Since 1960, the newspaper comic strip “The Family Circus” has delivered cutesy malapropisms and observations from its cast of adorable kid characters. And for just as long, it’s been relentlessly mocked as cloying and sentimental.
But cartoonist Lynda Barry is willing to get into fisticuffs with anyone who says a bad word about the strip. For 30 years, she drew the darkly funny strip “Ernie Pook’s Comeek” and is the author of many acclaimed books. Her latest, “Making Comics,” is a collection of exercises she uses in her classes at the University of Wisconsin-Madison. And this fall, Barry was awarded a MacArthur Genius Grant.
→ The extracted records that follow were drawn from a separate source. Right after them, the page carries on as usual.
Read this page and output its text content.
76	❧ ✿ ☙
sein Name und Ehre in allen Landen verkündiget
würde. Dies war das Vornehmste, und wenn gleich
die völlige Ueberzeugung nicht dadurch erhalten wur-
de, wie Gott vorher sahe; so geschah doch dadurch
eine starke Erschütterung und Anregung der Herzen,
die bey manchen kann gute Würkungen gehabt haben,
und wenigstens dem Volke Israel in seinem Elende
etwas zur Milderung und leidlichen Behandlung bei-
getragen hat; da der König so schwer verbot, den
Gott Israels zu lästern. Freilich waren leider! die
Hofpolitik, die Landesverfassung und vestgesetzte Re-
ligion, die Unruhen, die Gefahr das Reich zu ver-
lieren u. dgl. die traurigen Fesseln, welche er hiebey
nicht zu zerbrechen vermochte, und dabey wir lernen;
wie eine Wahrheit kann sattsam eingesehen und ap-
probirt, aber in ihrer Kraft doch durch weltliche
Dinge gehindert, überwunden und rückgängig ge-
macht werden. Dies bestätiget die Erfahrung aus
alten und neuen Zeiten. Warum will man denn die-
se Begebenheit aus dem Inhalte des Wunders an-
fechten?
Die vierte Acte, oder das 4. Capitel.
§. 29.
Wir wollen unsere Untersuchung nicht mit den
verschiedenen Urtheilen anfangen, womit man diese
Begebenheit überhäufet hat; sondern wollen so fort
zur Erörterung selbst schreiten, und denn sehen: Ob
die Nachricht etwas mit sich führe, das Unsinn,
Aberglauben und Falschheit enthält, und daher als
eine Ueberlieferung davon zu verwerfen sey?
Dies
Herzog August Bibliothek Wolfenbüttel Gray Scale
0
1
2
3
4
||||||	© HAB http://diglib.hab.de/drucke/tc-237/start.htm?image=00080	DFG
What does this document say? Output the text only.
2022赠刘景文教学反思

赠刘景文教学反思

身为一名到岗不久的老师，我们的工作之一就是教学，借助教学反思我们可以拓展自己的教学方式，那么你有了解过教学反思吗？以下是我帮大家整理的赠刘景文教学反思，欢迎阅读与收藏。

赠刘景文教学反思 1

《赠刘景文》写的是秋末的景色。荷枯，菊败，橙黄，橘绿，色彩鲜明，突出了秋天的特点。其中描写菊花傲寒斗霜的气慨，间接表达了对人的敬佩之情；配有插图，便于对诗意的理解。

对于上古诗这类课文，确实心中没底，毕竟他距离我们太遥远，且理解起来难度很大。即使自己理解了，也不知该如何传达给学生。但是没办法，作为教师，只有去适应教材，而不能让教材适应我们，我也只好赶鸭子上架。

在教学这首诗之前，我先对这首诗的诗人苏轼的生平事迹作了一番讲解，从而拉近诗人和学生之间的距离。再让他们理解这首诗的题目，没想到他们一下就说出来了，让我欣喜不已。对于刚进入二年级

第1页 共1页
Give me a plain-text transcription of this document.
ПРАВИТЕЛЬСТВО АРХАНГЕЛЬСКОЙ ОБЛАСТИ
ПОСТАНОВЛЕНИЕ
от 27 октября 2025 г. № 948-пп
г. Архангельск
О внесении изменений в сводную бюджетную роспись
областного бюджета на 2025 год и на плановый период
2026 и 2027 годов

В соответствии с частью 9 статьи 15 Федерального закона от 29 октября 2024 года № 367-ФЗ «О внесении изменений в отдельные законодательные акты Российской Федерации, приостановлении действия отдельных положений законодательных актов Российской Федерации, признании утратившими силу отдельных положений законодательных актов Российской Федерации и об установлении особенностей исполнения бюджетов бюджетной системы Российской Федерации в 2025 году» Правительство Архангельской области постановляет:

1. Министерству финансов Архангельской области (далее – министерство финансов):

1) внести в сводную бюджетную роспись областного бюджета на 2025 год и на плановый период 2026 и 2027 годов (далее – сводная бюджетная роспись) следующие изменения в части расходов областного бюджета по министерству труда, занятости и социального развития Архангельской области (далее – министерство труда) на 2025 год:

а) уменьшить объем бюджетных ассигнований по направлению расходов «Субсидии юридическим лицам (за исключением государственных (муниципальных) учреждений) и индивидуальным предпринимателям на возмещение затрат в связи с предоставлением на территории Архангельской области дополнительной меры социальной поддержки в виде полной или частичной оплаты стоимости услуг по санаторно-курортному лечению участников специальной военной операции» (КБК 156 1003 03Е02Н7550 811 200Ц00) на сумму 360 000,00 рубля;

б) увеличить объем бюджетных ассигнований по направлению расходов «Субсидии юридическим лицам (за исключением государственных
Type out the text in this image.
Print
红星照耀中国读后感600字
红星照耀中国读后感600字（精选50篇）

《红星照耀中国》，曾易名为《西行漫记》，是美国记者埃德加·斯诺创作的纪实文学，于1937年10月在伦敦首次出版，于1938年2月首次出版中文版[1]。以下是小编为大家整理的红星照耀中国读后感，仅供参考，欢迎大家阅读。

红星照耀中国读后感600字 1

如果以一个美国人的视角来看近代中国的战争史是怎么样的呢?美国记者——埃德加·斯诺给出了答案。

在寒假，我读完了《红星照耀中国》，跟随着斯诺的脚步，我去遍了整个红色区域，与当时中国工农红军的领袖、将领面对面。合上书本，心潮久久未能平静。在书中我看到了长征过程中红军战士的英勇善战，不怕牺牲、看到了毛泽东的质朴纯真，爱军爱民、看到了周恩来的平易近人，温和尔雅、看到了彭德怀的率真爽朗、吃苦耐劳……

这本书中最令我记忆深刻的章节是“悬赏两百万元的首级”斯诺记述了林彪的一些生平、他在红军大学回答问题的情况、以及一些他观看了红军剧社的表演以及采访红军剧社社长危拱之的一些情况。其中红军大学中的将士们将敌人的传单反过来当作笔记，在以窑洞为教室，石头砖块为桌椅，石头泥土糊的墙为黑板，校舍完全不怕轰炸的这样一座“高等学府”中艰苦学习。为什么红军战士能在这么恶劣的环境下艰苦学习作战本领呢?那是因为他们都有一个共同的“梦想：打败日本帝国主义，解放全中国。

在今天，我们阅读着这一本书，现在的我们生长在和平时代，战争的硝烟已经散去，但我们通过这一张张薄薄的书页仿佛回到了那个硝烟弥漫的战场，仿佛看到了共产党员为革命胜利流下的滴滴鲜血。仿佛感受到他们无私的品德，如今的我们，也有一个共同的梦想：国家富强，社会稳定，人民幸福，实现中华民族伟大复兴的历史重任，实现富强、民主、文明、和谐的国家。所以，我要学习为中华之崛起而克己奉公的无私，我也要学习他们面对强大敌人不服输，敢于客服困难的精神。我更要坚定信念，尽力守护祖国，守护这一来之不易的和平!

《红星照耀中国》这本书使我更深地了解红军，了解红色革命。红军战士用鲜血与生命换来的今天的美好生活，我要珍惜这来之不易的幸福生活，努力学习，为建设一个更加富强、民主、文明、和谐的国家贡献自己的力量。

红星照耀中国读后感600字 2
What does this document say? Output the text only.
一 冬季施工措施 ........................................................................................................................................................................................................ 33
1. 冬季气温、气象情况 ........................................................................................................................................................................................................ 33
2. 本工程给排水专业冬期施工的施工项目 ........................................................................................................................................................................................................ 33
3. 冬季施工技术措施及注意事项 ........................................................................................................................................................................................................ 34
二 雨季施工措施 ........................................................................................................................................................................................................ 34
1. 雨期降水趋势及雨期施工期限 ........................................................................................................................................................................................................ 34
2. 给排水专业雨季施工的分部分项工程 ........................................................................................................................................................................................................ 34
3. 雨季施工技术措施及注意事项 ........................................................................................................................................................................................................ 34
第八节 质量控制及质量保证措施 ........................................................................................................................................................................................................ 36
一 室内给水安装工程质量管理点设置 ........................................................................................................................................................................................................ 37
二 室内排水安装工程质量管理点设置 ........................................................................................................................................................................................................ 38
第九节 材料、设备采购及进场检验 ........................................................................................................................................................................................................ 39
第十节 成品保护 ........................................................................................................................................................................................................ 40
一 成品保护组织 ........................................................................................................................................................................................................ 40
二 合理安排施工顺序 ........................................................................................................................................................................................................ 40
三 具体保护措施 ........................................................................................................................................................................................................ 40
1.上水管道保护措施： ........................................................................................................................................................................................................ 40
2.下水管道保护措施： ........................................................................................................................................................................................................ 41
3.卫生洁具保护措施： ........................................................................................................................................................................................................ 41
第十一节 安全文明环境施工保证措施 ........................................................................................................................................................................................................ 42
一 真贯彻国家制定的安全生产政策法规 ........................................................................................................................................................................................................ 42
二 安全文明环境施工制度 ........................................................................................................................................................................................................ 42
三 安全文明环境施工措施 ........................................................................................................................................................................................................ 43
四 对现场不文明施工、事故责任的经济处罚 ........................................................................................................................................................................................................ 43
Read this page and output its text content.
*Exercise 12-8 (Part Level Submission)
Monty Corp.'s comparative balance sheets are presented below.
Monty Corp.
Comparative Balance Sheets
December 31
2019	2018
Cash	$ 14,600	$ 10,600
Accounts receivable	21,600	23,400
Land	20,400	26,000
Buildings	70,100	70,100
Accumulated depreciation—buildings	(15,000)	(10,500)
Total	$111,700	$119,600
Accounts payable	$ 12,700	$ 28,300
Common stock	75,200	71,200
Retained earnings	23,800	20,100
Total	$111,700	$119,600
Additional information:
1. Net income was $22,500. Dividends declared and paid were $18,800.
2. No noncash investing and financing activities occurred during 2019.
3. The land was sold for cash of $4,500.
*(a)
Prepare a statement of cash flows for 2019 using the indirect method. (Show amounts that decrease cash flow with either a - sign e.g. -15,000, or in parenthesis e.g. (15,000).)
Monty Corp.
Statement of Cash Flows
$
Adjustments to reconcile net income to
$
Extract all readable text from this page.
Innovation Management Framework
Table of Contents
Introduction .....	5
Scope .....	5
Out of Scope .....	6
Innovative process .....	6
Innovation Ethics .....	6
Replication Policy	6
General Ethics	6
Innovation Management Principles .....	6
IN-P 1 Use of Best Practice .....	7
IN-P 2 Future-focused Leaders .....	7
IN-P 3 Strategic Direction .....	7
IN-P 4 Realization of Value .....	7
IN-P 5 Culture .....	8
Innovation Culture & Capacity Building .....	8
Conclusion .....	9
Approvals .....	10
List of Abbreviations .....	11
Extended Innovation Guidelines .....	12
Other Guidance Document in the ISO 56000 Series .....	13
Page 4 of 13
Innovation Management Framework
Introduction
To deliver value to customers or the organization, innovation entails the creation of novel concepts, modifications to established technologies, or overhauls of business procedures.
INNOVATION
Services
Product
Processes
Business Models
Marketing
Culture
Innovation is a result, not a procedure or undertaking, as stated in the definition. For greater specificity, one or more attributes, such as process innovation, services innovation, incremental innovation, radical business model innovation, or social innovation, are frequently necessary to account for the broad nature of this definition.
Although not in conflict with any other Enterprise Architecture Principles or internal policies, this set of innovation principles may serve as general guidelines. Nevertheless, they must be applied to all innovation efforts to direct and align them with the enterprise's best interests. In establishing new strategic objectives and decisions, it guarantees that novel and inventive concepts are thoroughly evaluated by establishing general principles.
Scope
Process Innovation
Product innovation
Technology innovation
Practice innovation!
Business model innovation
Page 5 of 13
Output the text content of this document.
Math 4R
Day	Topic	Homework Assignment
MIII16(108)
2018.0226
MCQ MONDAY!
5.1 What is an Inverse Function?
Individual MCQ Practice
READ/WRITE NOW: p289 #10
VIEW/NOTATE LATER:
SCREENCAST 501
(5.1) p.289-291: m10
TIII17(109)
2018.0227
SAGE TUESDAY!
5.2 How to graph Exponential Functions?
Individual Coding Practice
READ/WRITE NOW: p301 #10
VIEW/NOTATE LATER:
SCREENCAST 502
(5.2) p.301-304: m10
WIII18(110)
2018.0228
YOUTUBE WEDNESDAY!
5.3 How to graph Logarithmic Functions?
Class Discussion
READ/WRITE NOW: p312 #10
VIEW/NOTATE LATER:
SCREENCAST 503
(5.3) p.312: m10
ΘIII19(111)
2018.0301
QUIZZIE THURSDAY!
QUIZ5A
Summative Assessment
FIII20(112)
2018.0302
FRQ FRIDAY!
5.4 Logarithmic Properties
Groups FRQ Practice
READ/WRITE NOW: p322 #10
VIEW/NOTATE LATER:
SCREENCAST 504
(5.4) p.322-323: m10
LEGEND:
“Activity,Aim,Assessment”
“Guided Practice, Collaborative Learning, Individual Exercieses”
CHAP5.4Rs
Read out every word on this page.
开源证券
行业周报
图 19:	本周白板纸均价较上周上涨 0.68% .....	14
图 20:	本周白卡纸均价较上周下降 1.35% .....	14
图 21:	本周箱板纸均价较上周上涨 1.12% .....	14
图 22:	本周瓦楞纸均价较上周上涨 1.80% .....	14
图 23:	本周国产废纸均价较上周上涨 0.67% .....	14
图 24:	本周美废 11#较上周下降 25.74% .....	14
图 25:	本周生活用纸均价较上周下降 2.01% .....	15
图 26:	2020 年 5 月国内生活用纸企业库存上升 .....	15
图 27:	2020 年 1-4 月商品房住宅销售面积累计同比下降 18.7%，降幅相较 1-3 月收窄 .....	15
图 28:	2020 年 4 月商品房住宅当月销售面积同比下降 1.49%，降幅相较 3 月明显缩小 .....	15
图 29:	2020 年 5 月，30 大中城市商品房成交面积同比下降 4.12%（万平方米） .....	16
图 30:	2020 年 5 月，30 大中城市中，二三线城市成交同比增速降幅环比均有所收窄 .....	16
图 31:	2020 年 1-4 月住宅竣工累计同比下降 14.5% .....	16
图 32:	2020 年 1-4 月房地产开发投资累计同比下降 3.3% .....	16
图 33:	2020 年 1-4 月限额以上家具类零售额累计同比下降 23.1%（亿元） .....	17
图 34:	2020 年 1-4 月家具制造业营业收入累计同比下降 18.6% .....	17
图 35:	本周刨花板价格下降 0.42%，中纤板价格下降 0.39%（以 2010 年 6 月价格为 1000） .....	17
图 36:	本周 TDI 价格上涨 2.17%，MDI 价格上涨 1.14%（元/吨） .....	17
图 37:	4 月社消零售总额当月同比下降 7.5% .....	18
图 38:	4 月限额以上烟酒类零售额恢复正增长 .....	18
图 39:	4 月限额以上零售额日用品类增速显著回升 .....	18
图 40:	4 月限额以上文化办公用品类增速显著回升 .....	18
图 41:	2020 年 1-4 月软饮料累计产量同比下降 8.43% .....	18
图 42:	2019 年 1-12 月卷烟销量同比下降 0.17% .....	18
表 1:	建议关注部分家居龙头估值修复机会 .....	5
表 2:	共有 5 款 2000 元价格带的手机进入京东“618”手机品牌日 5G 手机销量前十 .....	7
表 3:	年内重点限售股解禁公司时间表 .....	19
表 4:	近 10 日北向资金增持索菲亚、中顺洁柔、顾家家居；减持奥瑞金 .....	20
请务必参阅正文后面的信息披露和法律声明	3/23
Courtesy of Drawn and Quarterly
In this installment of our Guilty Pleasures series, Barry explains how she found deliverance in “The Family Circus” as a small child, before she even knew how to read. The circular panel in the newspaper comics page offered an alternative to her own troubled family life. “I used to just love to look within that circle,” she says. “And within that circle there was a family that just looked like they were having a really happy life. And it was sort of the opposite life that I was having in my home.”
After becoming a cartoonist, Barry eventually met Jeff Keane, the artist behind “The Family Circus” — and burst into tears. “When I shook his hand, part of the reason I was crying so much was I realized I had crossed into the circle,” explains Barry. “I’d stepped into it.”